Tessa Wardley, Director of Communications and Advocacy at The River Trust, said, “Not a single river in England or Northern Ireland is classed as in good overall condition. Our rivers are suffering from nutrient, plastic, chemical and sewage pollution. Climate change is exacerbating the pressures that our rivers are facing, pushing many towards the edge of ecological collapse. The government and regulators have overseen the decline and polluters have not been held to account.”
The privatisation of the water companies in England and Wales in 1989, under Margaret Thatcher’s government, generated £7.6billion and created 10 regional water companies (RWAs) who took control after a spell where the UK was known as the “dirty man of Europe” for the pollution of its waterways and for its sub-standard drinking water. It was hoped that privatisation would vastly improve this. But now, England’s nine water companies hold £60bn debt and are accused of prioritising paying dividends over infrastructure investment.
Yorkshire Water paid out £62.3m in dividends to its parent companies in the Kelda Group, according to its annual report, after making a profit of £544m in 2022/23.
Before Brexit, the UK was part of the Water Framework Directive, which required member states to achieve standards set in the Environmental Quality Standards Directive (EQSD) by 2027. There is now concern that the targets set as part of this will not be met. Defra insists that date remains.
A Defra spokesperson said, “The volume of sewage discharged is completely unacceptable. That is why we are the first government in history to take such comprehensive action to tackle this issue and drive more investment, stronger regulation, and tougher enforcement to transform our water environment.
“Our strict targets, set out in the Storm Overflows Discharge Reduction plan, will see the toughest ever crackdown on sewage spills. They will require water companies to deliver the largest infrastructure programme in water company history – £56billion capital investment.
“Water companies will also publish action plans for every storm overflow in England, something the Environment Secretary has personally pressed for.”
An Environment Agency spokesperson said, “We are unequivocal that sewage pollution across the country – including in Yorkshire – is unacceptable. We are holding the industry to account on a scale never seen before. This includes significantly driving up monitoring and transparency from water companies in recent years, as well as taking tough action against those companies which are breaking the rules including fines of more than £150million since 2015. Our new powers to deliver penalties, which are quicker and easier to enforce, will also act as an important deterrent against criminal behaviour.”

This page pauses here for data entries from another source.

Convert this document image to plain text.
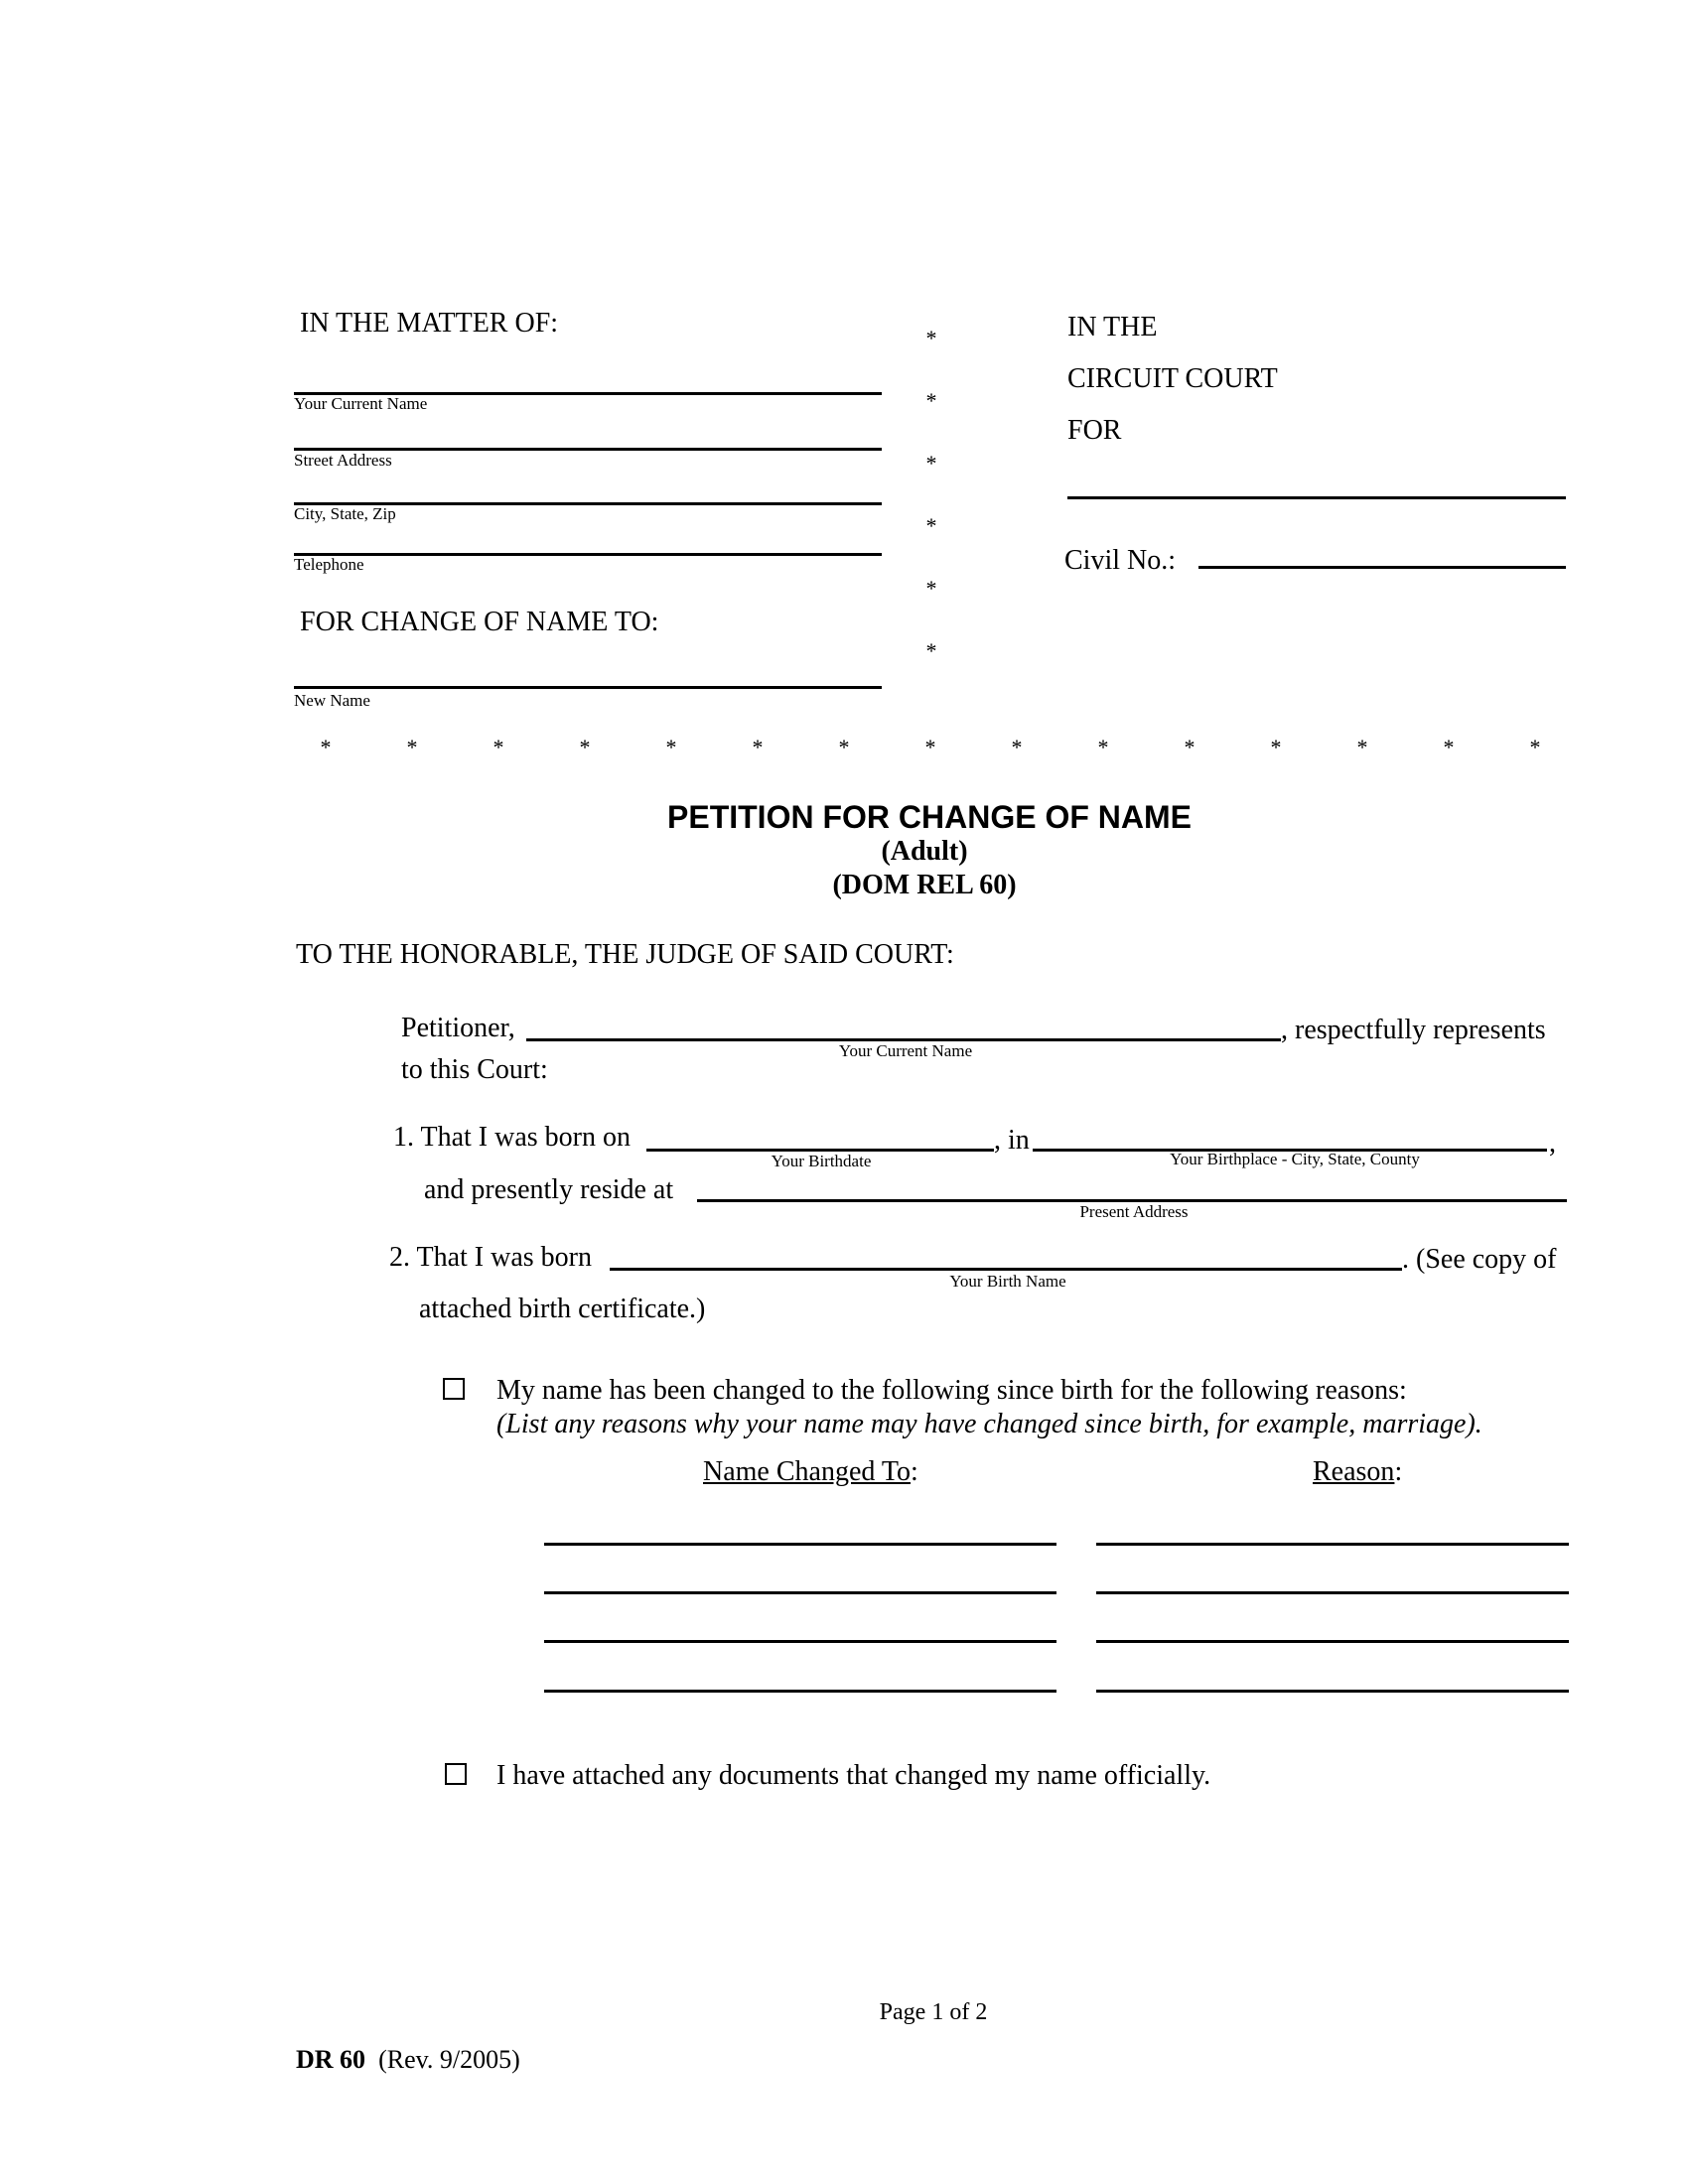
IN THE MATTER OF:
Your Current Name
Street Address
City, State, Zip
Telephone
FOR CHANGE OF NAME TO:
New Name
*
*
*
*
*
*
IN THE
CIRCUIT COURT
FOR
Civil No.:
*	*	*	*	*	*	*	*	*	*	*	*	*	*	*
PETITION FOR CHANGE OF NAME
(Adult)
(DOM REL 60)
TO THE HONORABLE, THE JUDGE OF SAID COURT:
Petitioner,	, respectfully represents
Your Current Name
to this Court:
1. That I was born on	, in	,
Your Birthdate	Your Birthplace - City, State, County
and presently reside at
Present Address
2. That I was born	. (See copy of
Your Birth Name
attached birth certificate.)
My name has been changed to the following since birth for the following reasons:
(List any reasons why your name may have changed since birth, for example, marriage).
Name Changed To:	Reason:
I have attached any documents that changed my name officially.
Page 1 of 2
DR 60 (Rev. 9/2005)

What can be done to improve the state of our rivers and prevent picturesque villages being overrun with raw sewage?
Wardley is championing The River Trust’s The Big River Watch which concludes on 24 September. “Public interest in river health is high, and communities are rightly angry about the state that their local rivers have been allowed to get into. Big River Watch allows the public to get involved in a meaningful way, by helping collect the data and evidence needed to drive positive change for our rivers.
“Get involved by downloading the Big River Watch app to your mobile phone and spend 15 minutes watching your local river and answering the questions within the app about what you see. From wildlife and pollution, to water colour and plant growth, the observations will give us a huge and important snapshot of river health.”